Guesstimate Calculator

Build quick Fermi-style estimates with uncertainty. Break a big question into factors, assign ranges, and see the distribution of possible answers.

Factors & Assumptions

For each factor, enter a low / best / high estimate and choose how it combines with the previous result.

# Factor description Low Best High Combine Unit / note

More runs = smoother distribution, but slightly slower.

Results

Set up at least one factor and click “Run simulation” to see your guesstimate.

Quick example: coffee cups sold in a city

Click the button below to load a ready-made Fermi estimate. Adjust the numbers and re-run the simulation.

What is a guesstimate?

A guesstimate is an approximate answer based on rough numbers, assumptions and reasoning instead of precise data. In consulting, product management and tech interviews it usually means:

  • Taking a vague question (e.g. “How many piano tuners are in Chicago?”)
  • Breaking it into smaller factors (population, households, pianos per household, tunings per year, capacity per tuner…)
  • Making reasonable assumptions for each factor
  • Combining them to get a ballpark, order-of-magnitude answer

How this guesstimate calculator works

Instead of a single point estimate for each factor, you enter a low, best and high value. The calculator then runs a Monte Carlo simulation:

  1. For each run, it randomly samples a value for every factor between your low and high.
  2. It combines factors using your chosen operators (×, ÷, +, −).
  3. It repeats this thousands of times to build a distribution of possible answers.
  4. It reports key statistics: median, 10–90% range, mean and standard deviation.

Triangular sampling for a factor

For a factor with low \(a\), best \(m\) and high \(b\), we sample from a triangular distribution:

  • Values near \(m\) are more likely.
  • Values near \(a\) or \(b\) are less likely but still possible.
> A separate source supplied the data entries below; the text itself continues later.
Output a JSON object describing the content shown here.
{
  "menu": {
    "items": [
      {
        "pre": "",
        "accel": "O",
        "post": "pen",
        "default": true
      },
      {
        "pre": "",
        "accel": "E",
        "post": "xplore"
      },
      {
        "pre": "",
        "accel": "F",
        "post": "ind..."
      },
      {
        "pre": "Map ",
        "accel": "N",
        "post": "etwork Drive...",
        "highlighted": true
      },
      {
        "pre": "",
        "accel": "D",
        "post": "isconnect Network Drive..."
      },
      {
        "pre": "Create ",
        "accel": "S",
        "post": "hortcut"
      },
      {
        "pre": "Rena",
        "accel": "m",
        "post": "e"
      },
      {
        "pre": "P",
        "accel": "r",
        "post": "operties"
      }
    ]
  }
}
Why use ranges instead of single numbers?

Real-world assumptions are rarely exact. Ranges:

  • Force you to think about optimistic vs pessimistic scenarios
  • Make your uncertainty explicit
  • Produce a distribution instead of a single misleadingly precise number

Step-by-step: doing a Fermi guesstimate

  1. Clarify the question. What exactly are you estimating? Units? Timeframe?
  2. Decompose into factors. Think of a formula that would give the answer.
  3. Estimate each factor. Use intuition, analogies, or quick lookups if allowed.
  4. Assign low / best / high. Ask yourself: “What’s a plausible worst case? Best case?”
  5. Run the simulation. Look at the median and the 10–90% range.
  6. Sanity-check. Does the result feel reasonable? If not, revisit your factors.

Typical use cases

  • Interview questions (consulting, product, data, strategy)
  • Market sizing when data is sparse
  • Back-of-the-envelope business cases
  • Prioritisation: is this opportunity 10× bigger than another?
  • Everyday decisions: commute time, event planning, rough budgets

Tips for better guesstimates

  • Prefer simple, transparent formulas over complex ones.
  • Keep factors independent where possible (to avoid double-counting).
  • Use orders of magnitude (10, 100, 1,000…) when you’re very uncertain.
  • Explain your reasoning out loud in interviews; the process matters more than the final number.